INTERVIEW FOR AN OFFER!
Sounds strange, right? Most of us assume that the main purpose of interviewing is to get a job.
Having coached dozens of mid and late-career executives across the country in the last ten years, I believe that you are interviewing to get an offer, not necessarily a job.
Think about it. How many times have you been seeking employment where the specific job is really not what you want, but the company is?
The point is that you should be interviewing to join the company in a position that makes sense for you, not simply a job that is listed on a job board or introduced to you by a zealous recruiter. You are seeking work that is right for YOU, not just a job.

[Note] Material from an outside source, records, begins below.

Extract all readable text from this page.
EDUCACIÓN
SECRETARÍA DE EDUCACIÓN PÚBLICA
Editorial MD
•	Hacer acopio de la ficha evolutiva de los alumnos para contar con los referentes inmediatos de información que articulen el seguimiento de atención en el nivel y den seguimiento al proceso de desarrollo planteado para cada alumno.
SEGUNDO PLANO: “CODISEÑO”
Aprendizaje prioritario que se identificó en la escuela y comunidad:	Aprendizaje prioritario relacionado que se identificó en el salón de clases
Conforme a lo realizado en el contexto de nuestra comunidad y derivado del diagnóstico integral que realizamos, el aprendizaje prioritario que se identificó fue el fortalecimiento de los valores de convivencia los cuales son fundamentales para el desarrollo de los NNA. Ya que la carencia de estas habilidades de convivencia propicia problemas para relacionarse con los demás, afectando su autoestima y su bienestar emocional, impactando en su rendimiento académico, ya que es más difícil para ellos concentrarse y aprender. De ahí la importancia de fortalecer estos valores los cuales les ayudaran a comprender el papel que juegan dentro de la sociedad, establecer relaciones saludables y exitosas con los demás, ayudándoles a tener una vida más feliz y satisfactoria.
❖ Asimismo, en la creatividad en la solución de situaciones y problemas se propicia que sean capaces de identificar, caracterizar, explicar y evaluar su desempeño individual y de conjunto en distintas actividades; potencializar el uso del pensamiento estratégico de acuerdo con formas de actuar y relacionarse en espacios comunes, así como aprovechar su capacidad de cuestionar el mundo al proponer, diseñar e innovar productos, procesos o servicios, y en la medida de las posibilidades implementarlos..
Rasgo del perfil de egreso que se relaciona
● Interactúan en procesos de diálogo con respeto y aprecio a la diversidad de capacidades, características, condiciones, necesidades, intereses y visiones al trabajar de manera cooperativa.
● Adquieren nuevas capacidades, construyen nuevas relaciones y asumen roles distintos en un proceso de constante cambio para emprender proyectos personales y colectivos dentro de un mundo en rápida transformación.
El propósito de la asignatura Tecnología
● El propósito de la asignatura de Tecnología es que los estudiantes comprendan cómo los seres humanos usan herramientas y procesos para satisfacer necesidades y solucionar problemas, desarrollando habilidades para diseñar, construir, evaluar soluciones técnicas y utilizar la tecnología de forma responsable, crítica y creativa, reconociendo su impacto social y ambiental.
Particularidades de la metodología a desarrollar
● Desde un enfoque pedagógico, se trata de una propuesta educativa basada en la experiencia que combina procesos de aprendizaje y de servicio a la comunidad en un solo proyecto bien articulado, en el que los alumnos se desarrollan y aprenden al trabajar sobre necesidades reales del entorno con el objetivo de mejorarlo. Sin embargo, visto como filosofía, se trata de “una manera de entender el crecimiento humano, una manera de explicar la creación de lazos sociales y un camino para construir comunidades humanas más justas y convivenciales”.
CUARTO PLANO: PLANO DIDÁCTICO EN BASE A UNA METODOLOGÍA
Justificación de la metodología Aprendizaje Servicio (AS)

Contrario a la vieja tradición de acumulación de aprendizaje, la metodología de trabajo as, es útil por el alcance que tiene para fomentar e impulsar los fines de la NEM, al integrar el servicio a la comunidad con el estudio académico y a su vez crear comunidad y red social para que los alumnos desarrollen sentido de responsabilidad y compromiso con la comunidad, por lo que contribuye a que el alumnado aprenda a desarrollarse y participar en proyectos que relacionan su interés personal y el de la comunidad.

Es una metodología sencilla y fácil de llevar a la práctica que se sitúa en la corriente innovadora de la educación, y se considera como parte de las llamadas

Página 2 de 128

The way to accomplish this is to get an offer. Then, once the company has committed to you with this offer, you are in the “catbird’s seat”. Up until the offer, you were one of many candidates. Therefore, you played ball and did your best in the interviewing process. Once you have a written offer in hand, it is now your turn to ask the probing questions, meet more people, visit a couple of company offices or whatever you need to do to convince yourself that this is the right place and job for you.
Then, meet with the hiring manager (not anyone else) and have an adult conversation regarding whether this offer is best for you and them, and discuss how you see revising it to better serve both parties.
In most cases, you will focus on the specific position in question and negotiate a better offer. They want you; this is the best time to ensure you get what you think you need to be properly rewarded and motivated to do your best for them. It is also the last chance you will get for a long time to realize your key demands and needs.
In a lot of cases, the job they offered is not quite right for you. This is the time to ask if they can revise the position or identify another role in the company more in sync with you and your goals. One of my clients recently convinced a financial services firm to combine two open marketing positions which resulted in a VP title and more money.
Yes, this requires some courage and finesse. But, remember, with a firm offer, they have said “we want you to join the company”. It is now up to you to ensure that you will be doing “the right work for you”, not just filling a position on an org. chart.
So focus on getting an offer, and then focus on shaping the actual job to best fit your talents and needs as well as being responsive to the company’s requirements.